Now more than ever, my clients and colleagues need to understand that a brand can only live in the present. There is a likelihood that consumer will purchase something today just because they bought the same thing in the past.
In the not-too-distant past, a brand could often live off of its legacy and maintain value through turbulent times with that cachet. Brands such as Coca-Cola, Ford Motor Company, and McDonald's were bulletproof. These brands, and their associated products, gave their users consistent pricing, quality, and messaging that (at the time) created an impenetrable force in the marketplace.
Cut to today's consumer: The following list of observations came from the past six months of research with Millennial's, tweens, and teens, of various races, ethnicities, and income brackets)
- Today's consumer understands disposable product cycles for things such as technology, entertainment, and in many cases lifestyle (furniture, clothing etc.).
- The acceptance of revision-based products indicates that longevity as an indicator of quality is no longer a factor. For example: "What version iPhone is that?"
- Today's consumer is knowingly going to buy the same product in what is perceived to be a better model at a random point in the next three months to two years.
- The consumer is a moving target of sociological and economic ideals. Consequently, there are countless sub-niche groups that drive lifestyle trends such as "geek chic" and "hipsters" – all with differentiating interests and buying propensities. The only commonality that truly binds them is loyalty to cool current brands.
Brands are subject to a blinding array of the new factors that can not only effectively change their business model, but destroy their credibility in the blink of an eye. I refer to this phenomenon in past articles with the term "brand fragility."
Moreover, brands are responsible for understanding the footprint of related touch points that surround them.
For example, imagine I am a B2C retailer of hip-hop clothing, accessories, and associated entertainment products that showcase specific groups and cultural movements. Two decades ago, my biggest concerns were keeping up with who has the latest album, or slight regional style deviations that might put my product in the "old school" column. Now my products are under attack from variables such as whether the lead singer had sex with a tranny, to an associated brand of automobile depicted in my product sets that is now considered passé. At the core of this is the need to understand your product, your competitors,and associated products, but also and overall monitoring of your entire vertical at any given time.
So when creating the "cool of the now," you need a currency model on tap at all times that answers:
- What is your risk of guilt by association?
- What is your willingness to create change?
- Court of public opinion is the court of the now. What are you preaching? But more importantly, what are people hearing/reading/feeling?
- Perception far outweighs reality. Do you know what your "perceived reality" is?

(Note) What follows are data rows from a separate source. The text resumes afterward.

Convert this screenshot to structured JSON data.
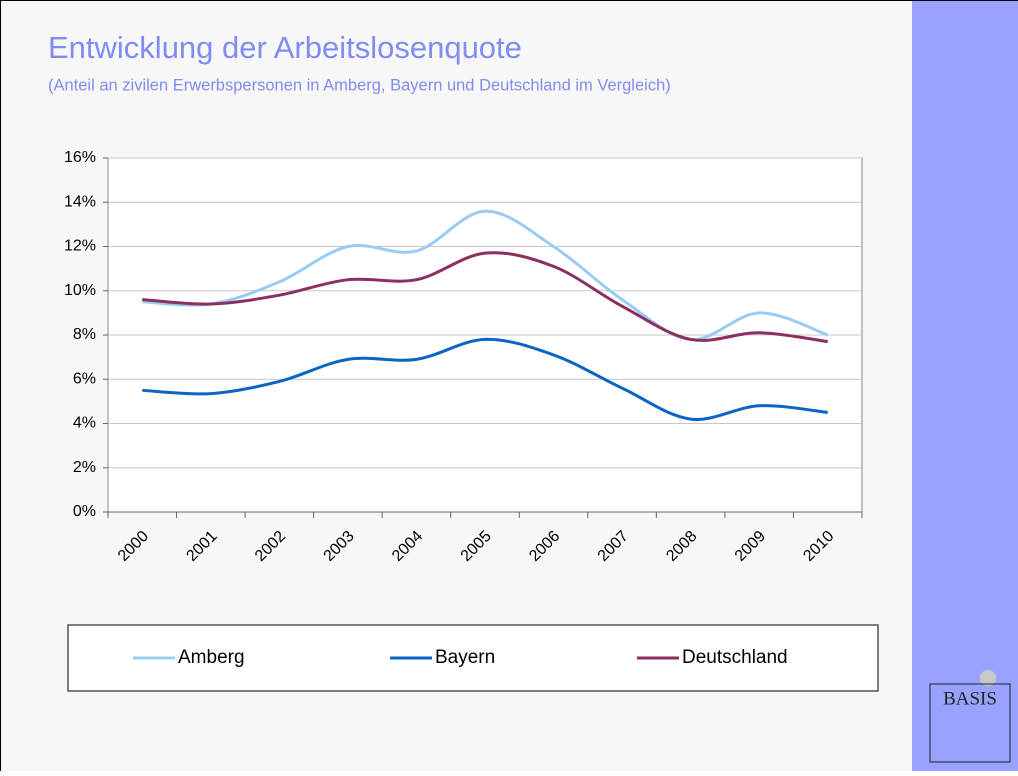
{
  "chart_data": {
    "type": "line",
    "title": "Entwicklung der Arbeitslosenquote",
    "subtitle": "(Anteil an zivilen Erwerbspersonen in Amberg, Bayern und Deutschland im Vergleich)",
    "categories": [
      "2000",
      "2001",
      "2002",
      "2003",
      "2004",
      "2005",
      "2006",
      "2007",
      "2008",
      "2009",
      "2010"
    ],
    "series": [
      {
        "name": "Amberg",
        "color": "#99ccf5",
        "values": [
          9.5,
          9.4,
          10.4,
          12.0,
          11.8,
          13.6,
          12.0,
          9.6,
          7.8,
          9.0,
          8.0
        ]
      },
      {
        "name": "Bayern",
        "color": "#0a66c2",
        "values": [
          5.5,
          5.35,
          5.9,
          6.9,
          6.9,
          7.8,
          7.1,
          5.6,
          4.2,
          4.8,
          4.5
        ]
      },
      {
        "name": "Deutschland",
        "color": "#8c2f61",
        "values": [
          9.6,
          9.4,
          9.8,
          10.5,
          10.5,
          11.7,
          11.1,
          9.3,
          7.8,
          8.1,
          7.7
        ]
      }
    ],
    "ylim": [
      0,
      16
    ],
    "yticks": [
      {
        "value": 0,
        "label": "0%"
      },
      {
        "value": 2,
        "label": "2%"
      },
      {
        "value": 4,
        "label": "4%"
      },
      {
        "value": 6,
        "label": "6%"
      },
      {
        "value": 8,
        "label": "8%"
      },
      {
        "value": 10,
        "label": "10%"
      },
      {
        "value": 12,
        "label": "12%"
      },
      {
        "value": 14,
        "label": "14%"
      },
      {
        "value": 16,
        "label": "16%"
      }
    ],
    "grid": true,
    "legend": "bottom",
    "logo": "BASIS"
  }
}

- People eat what they see the most of and don't regularly hunt for the truth.
- How long will "the now" of your product maintain cool?
- What's next? More importantly, what perception of "next" are you creating?
The same tactical deployment of social media and consumer engagement can create both a passionate following or undying bloodlust. It all depends on how the digital court of public opinion chooses to interpret your business directives.
If you think this all seems a little abstract, and you are wondering if there is a clear path to success – let me offer this observation: In the 20 years I have been cool/trend hunting, there is only one industry that has to virtually re-create itself on a yearly basis.
The toy industry.
"Kids have a shorter attention span and thus need a greater number of different toys to make it through the day without boredom. Multiply that by 1 million, and factor in the fact that toys aren't just for children anymore. but are often marketed to and sold to adults (young adults today are the first adults ever who grew up surrounded by computers) and the result is an entire industry whose product life cycle is growing shorter by the year."
Think about every year what you remember to be "the hottest toy." This industry shifts more than Ken Block's gearbox. Now I'm not so foolish as to think that the vast majority of desire is created by innovative new products and relentless advertising. The level of sophistication is changing every year to ensure that toy manufacturers not only create "the want" in children, but they also bypass the mother filter to ensure the purchase. So by all accounts you are literally having to fight to demographics for one purchase.